When did I know Zach was husband material? It dawned on me during a trip to New York City visiting Zach’s great aunt Thelma. Thelma lives in the Bronx on her own, and at 94 years old, that’s quite a feat! We visit at least twice a year. We talk with her, show her photos from recent trips or family Facebook posts, and go out for lunch.
During the first visit, I was unprepared for Thelma’s slower speed. Zach’s patience with her impressed me immediately. He took the care and time to do what she wanted, and at her speed. I am always willing to spend time with family doing things I enjoy, but Zach seemed happy to be with Thelma, regardless of what the activity was.
Most young couples would visit New York City for the weekend to see a show or try new restaurants. We make sure to do some of that as well with our friends in the city. But we also want to spend time with Thelma, and that means doing the things that are familiar to her, rather than trying something new. So we spend a good amount of time at the Macy’s in Yonkers, or the kosher deli on Johnson Ave., rather than a trendy bar in Williamsburg.
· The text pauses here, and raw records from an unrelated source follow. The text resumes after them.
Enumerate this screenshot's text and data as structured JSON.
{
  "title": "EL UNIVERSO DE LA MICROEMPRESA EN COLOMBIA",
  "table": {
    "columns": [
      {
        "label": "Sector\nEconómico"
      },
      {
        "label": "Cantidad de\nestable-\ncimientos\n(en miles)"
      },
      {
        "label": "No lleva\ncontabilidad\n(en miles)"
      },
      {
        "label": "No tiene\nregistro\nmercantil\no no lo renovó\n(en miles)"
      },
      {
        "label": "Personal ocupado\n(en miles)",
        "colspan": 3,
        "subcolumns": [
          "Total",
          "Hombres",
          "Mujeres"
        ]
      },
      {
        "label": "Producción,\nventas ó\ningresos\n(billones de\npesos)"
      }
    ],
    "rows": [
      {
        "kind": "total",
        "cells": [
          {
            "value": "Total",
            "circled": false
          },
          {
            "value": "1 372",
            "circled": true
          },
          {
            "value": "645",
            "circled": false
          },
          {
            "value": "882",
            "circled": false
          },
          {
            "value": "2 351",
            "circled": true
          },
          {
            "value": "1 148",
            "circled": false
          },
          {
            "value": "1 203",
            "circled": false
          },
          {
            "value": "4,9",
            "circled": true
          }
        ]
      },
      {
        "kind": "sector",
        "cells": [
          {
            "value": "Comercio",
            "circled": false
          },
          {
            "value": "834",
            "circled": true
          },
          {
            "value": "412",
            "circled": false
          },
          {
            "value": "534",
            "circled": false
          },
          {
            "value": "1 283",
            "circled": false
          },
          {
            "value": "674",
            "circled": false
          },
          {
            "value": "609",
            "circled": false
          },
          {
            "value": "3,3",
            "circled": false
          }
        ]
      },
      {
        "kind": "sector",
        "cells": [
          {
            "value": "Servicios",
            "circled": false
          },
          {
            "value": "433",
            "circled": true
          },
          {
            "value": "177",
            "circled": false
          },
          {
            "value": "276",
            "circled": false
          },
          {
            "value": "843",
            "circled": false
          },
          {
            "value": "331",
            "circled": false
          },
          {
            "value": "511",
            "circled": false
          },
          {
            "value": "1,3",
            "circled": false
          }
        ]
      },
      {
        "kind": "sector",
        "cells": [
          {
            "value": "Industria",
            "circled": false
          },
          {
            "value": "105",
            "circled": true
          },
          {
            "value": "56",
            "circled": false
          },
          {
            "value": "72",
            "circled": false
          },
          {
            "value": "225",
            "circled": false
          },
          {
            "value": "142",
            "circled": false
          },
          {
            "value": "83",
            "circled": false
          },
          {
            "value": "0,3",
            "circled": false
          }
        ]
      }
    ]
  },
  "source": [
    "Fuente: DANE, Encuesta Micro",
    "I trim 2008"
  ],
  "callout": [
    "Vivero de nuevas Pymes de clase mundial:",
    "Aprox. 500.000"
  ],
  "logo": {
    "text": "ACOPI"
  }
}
Thelma doesn’t drive anymore, so our visits are always an excuse for her to get out and go shopping at the mall. We spent afternoons hunting through the Macy’s shoe department, looking for a replacement pair of flats or slippers. Thelma couldn’t find what she was looking for. We went through this routine a couple of times before I suggested trying a store that specialized in comfortable shoes. That trip ended in disaster. Thelma found shoes that fit the description of what she was looking for, but she couldn’t bring herself to try them on. She practically ran out of the store! I remember being frustrated that we had found the exact shoes that she wanted, but she didn’t want to try them on because she was in unfamiliar territory. But Zach knew his great aunt. He reminded me that we were really here for Thelma, not for the shoes. If she wanted to buy shoes at her store on her terms, then we would respect that. I’ve remembered this lesson on many a family visit.
For us, this commitment to family stems from the commandment to “Honor thy father and mother.” This commandment speaks to both of us, because it’s a part of our Jewish (Zach) and Catholic (me) backgrounds. Zach’s love of family is one way he honors his mother, who passed away five years ago. Thelma is one of our last connections to that side of the family. She tells stories about her brother, Zach’s grandfather, who passed away before Zach was born, and who Zach is named after. Thelma continues to honor her family, past and present, and we honor Zach’s mother by continuing and nurturing our relationship with Thelma.
Our commitment to family plays out on my side of the family, as well. One of the things that confirmed for me that I wanted to marry Zach was how he handled my grandfather’s death in 2016. He came up late after work to attend the funeral with the rest of my family the next day. Everyone appreciated his being there for me, but his presence also comforted the rest of the family. After my grandfather’s death, we made a commitment together to visit family more frequently, aside from the usual holidays. Zach recognizes the importance of things like that, and in that way, it’s been easy to build a life together around a common respect for that commandment.
After all these years, age is finally starting to catch up with Thelma. She still lives on her own, but her dementia and impaired mobility are making it harder to do so. As her only family on the East Coast, Zach and I are prepared to help the rest of the family care for her. Both our faiths place tremendous importance on caring for the sick and elderly, especially those in our family. Inspired by this example, we are committed to making sure she has the best quality of life–out of duty and out of love.